Wednesday, July 19, 2017

Travel by food

The popularity of food-related travel media - and vice versa, travel-related food media - is huge. I feel like it's really boomed in recent decades, far beyond the traditional settings of the home and the restaurant where food was once singularly based.

And how could it not? Food is so deeply and intricately tied into our culture, our history, and our identities. Once you start looking into different cuisines, you cannot avoid the influence of place and time and people. You know that old saying, you can escape on a great adventure with a good book? I would say the same with food.

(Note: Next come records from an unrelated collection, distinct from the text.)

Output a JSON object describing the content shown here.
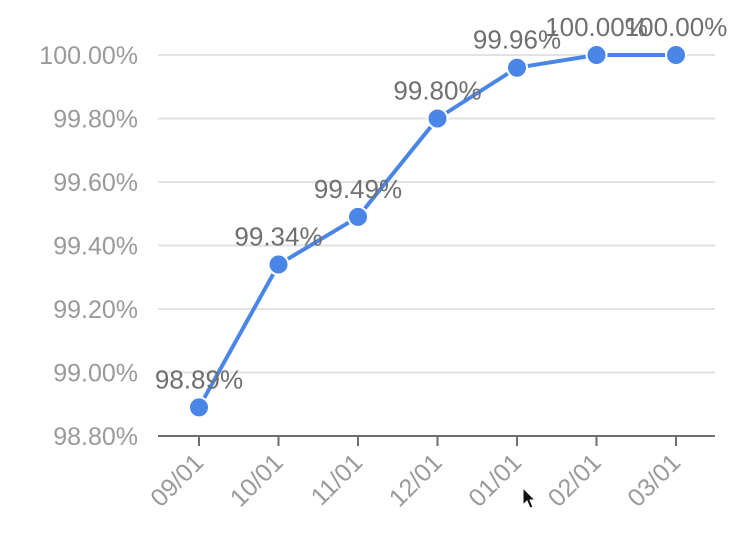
{
  "chart_data": {
    "type": "line",
    "title": "",
    "xlabel": "",
    "ylabel": "",
    "categories": [
      "09/01",
      "10/01",
      "11/01",
      "12/01",
      "01/01",
      "02/01",
      "03/01"
    ],
    "series": [
      {
        "values": [
          98.89,
          99.34,
          99.49,
          99.8,
          99.96,
          100.0,
          100.0
        ],
        "data_labels": [
          "98.89%",
          "99.34%",
          "99.49%",
          "99.80%",
          "99.96%",
          "100.00%",
          "100.00%"
        ],
        "color": "#4a86e8"
      }
    ],
    "yticks": [
      98.8,
      99.0,
      99.2,
      99.4,
      99.6,
      99.8,
      100.0
    ],
    "ytick_labels": [
      "98.80%",
      "99.00%",
      "99.20%",
      "99.40%",
      "99.60%",
      "99.80%",
      "100.00%"
    ],
    "ylim": [
      98.8,
      100.0
    ],
    "grid": true,
    "legend": "none"
  },
  "colors": {
    "line": "#4a86e8",
    "grid": "#e2e2e2",
    "axis": "#6e6e6e",
    "tick_text": "#9a9a9a",
    "label_text": "#6f6f6f"
  },
  "cursor_icon": "mouse-pointer-icon"
}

Food celebrities like Anthony Bourdain, Rick Stein, and Luke Nguyen (I think he's slightly less renowned on the global scales but still very famous and one of my personal favourites), have made it trendy and edgy by travelling to exotic places and eating local fare on the streets side-by-side with the people that cooked it. Nowadays you can visit entire museums or join city tours that have only food as its main feature. But at its core, I feel that food at its most authentic and revealing when it is humble and homey.

To reference yet another favourite food celebrity of mine, Nigella Lawson, through food you can travel without ever leaving your doorstep. Even in your own kitchen you can evoke flavours and aromas that are interwoven with strong memories and even stronger emotions. To drop another quote, this time from the beautiful film, The 100 Foot Journey, "Food is memories".

I have definitely had many of these evocative moments - when the smell of something delicious bubbling away in a pot makes my head dance with images from my childhood; or the sight of a familiar packet label in an international deli makes my heart leap with a long forgotten but suddenly recalled holiday experience.

These moments have always struck me as really profound, but also really joyful. I think this is common. However I suspect it is especially acute in people like me who are super greedy hedonistic obsessed foodies (a majority of my friends may raise their hands now!)

I'd like to share more of these moments, starting with one I had recently.

I had an IKEA day with my sister and brother-in-law last weekend. It was more of a research & recon trip, so we made very few actual purchases, but walked out with plenty of snacks from the shop.

I was excited enough already with my 500g bag of Daim toffee chocolates. It was without fail my favourite candy while I was in Europe, and always very strongly reminiscent of my Belgian friends because they were the ones who introduced me to it in my first week there. I spent a lot of time lounging on their couch helping myself to handfuls of Daim's off their coffee table! Once I started I couldn't stop. They are addictive!

We also got a couple of jars of marinated herring from the IKEA shop. My brother-in-law laughed because he would never be caught dead eating something like herring, and he thought I was a real weirdo! As an adventurous eater, fish is hardly the oddest thing I've ever tasted. My sister chose it specifically to remind me of my time in Amsterdam, which I thought was a really sweet gesture.

But I had no idea just how much I would enjoy the experience of eating herring again, with herbs and seasonings so redolent of a faraway place where I haven't stepped foot in years. I was bouncing on my tip-toes as I speedily prepared myself a plate with the herring centre stage.

In the crisp of winter my family tends to crave hot noodle soups and chunky stews. This is so not the kind of meal we're used to eating for dinner... toasted rye bread slathered with salted butter, generous portions of the herring, and a few raw and cold pickled sides and sauces.

Nevertheless, I'm pretty sure I nearly had an orgasm sliding those soft tender slippery herring fillets out of the jar.
It took me right back to Amsterdam, standing by the canals, spearing those small pale morsels one by one and letting them melt in my mouth; enjoying their subtle aftertaste briefly, before spiking it with a crunchy sharp sour onion or pickle.

I believe the mark of a truly enveloping dining experience is when you don't feel the need to do something else distracting while you're eating: talk to someone, watch tv, read a book, enjoy the view. Don't get me wrong, these are all fun things I love to do while eating, and sometimes they are exactly what makes it divine, like when I'm absorbed in great conversation with friends around the dinner table, or admiring a gorgeous sunset with wine or hot chocolate. What I'm talking about is those moments when I have lost sense of everything but the food right in front of me, and the taste and texture of every single bite - that's when I'm really connected with it in a way that is more than merely a meal. I'm not being hippie or new age at all; you know, we've all had those moments where could do nothing more but close our eyes, sigh, and chew - because it was that good.

And this herring was so good. It wasn't as melt-in-the-mouth as the raw herring I had in Amsterdam, because it was marinated and therefore would have cured and cooked to a firmer bite over time. Still, I couldn't help but go straight to my computer afterwards to search for the photos I took 4 years ago, to help me relive the food, and the happiness it brought.

It took me all night to find this snapshot but it was so worth it, for the feeling of instant travel it gave me. It's like culinary apparition!


A much younger me, and totally shameless tourist, so keen for that herring I asked the stall holder to take my picture with it!